Not so long ago the idea that a holiday must take place abroad would have baffled an Irish person. We ate ice creams in the pelting rain. We played I spy in parked cars. We were happy. Okay, not exactly. But we knew we were on holiday

Before Professor Bleeding-Obvious gets to the podium, we should clarify that we’re talking about a slightly different phenomenon to the age-old business of an error being slowly edged into acceptable usage.

Just last week, OK! magazine, on its front page, noted that Prince George’s parents were “protecting him from the enormity of being king”. Does the magazine really see the monarchy as a great wickedness? The ancient misreading of “enormity” – which really did refer to a moral transgression –  as “enormousness” has now become almost acceptable in polite circles. It took a long time, but the battle may be lost.

What’s happening with the words above is something more rapid and more irritating. A sloppier, looser interpretation gets about before the syllables have had time to settle at the table.

“Gaslighting” had a precise purpose. So did “troll”. Now, we need to further clarify if we intend the original definition.

Which finally gets us to “staycation”. Lest there be any confusion, the word, which emerged in the United States as recently as 2005, originally meant remaining in your home during your holiday.

It did not refer to a vacation within your country. Given that just over 40 percent of Americans have a passport – and they now need that document to get into Mexico or Canada – such a term would not be of much use. US citizens are not as poorly travelled as wiseacres here pretend, but they do not holiday abroad nearly so frequently as Europeans. Why would they? They have half a continent within their own borders.

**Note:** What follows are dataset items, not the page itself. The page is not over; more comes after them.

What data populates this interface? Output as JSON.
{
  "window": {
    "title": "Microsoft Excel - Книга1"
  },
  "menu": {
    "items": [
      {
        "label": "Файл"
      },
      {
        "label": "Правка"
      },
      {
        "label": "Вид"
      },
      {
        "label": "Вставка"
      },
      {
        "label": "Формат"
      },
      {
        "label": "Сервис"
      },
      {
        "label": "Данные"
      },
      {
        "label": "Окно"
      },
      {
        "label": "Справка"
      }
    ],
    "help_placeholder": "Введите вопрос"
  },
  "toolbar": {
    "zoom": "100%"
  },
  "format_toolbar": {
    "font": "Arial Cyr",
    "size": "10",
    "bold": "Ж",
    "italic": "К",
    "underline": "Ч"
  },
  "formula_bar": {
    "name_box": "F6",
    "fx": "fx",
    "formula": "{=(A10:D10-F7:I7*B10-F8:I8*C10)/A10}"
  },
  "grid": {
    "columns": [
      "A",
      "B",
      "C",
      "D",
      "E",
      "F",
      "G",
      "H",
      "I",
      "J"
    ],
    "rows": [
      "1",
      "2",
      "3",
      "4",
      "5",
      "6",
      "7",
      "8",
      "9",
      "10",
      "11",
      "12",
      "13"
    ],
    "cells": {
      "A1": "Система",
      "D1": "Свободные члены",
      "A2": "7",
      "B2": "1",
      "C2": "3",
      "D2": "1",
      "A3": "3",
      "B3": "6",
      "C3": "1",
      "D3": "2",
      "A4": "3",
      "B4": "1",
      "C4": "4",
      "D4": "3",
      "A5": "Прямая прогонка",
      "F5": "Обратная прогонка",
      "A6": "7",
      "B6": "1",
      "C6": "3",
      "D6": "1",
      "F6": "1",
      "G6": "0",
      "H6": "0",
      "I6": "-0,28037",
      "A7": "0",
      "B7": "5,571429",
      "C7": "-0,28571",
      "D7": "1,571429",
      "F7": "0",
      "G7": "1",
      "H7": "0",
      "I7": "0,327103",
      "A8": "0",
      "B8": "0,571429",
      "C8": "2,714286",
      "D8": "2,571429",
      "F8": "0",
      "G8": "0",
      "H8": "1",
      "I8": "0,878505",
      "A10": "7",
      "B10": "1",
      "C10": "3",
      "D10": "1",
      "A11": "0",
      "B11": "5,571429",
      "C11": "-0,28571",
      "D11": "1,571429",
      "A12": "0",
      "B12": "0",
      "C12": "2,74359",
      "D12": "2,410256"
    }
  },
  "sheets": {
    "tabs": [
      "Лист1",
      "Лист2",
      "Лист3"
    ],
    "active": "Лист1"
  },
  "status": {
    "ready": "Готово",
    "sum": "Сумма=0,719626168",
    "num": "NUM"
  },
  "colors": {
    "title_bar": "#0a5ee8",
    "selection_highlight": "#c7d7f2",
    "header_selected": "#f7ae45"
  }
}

Not so long ago the implied assumption that an annual holiday must take place abroad would be equally baffling to an Irish person. Until the 1970s, air travel was an unimaginable luxury. It took another 20 years for the budget flight to put the world beyond western Europe at the ordinary person’s disposal. Before that we went to Lahinch. We went to Duncannon. We went to Ballycastle. We ate ice creams in the pelting rain. We played I spy in parked cars. We were happy. Well, okay, we weren’t exactly happy. But we knew we were on holiday.

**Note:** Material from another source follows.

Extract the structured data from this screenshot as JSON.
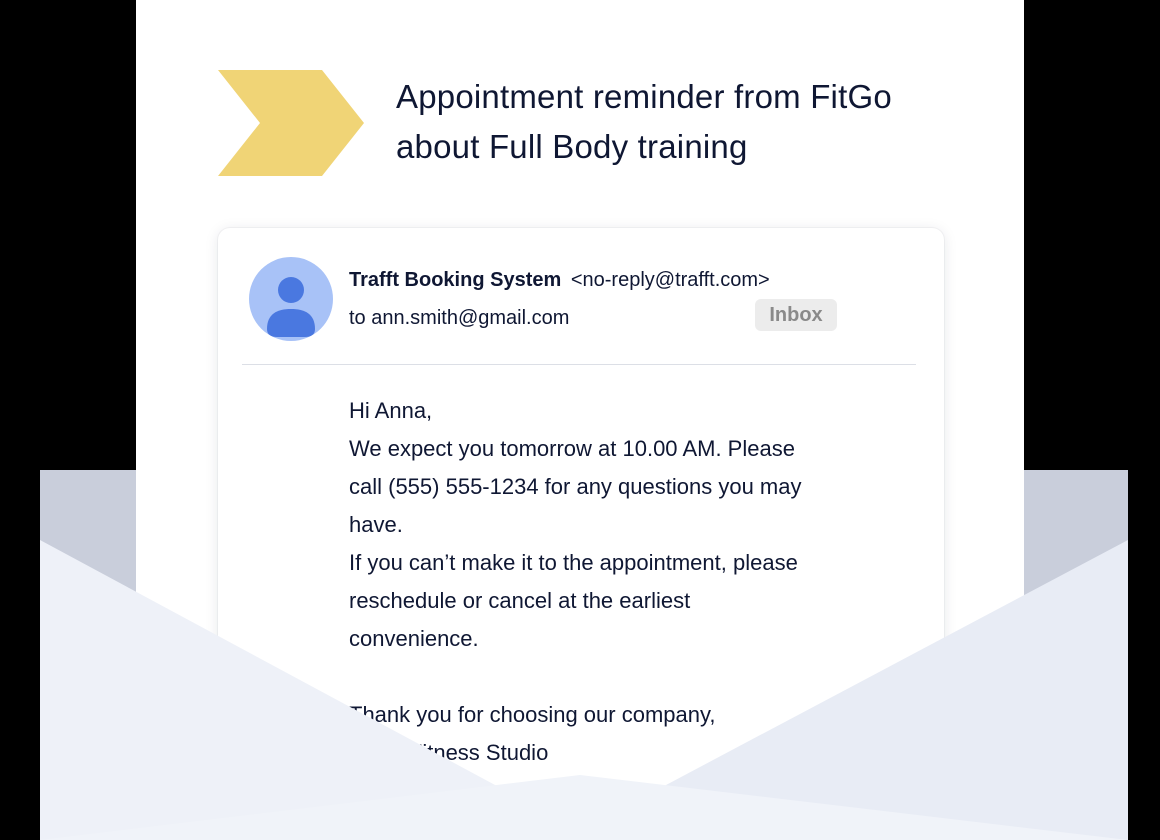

Isn’t the use of staycation to mean – heaven forfend, Karen! – a holiday in Ireland just the tiniest bit classist?

Even before the current closedown, the nation was full of people who couldn’t afford a holiday overseas. Others simply preferred the internal option.

Oh, why bother? The word has gone the way of the trolls, the rebooters and the gaslighters. It now means what everyone now says it means. That’s democracy for you.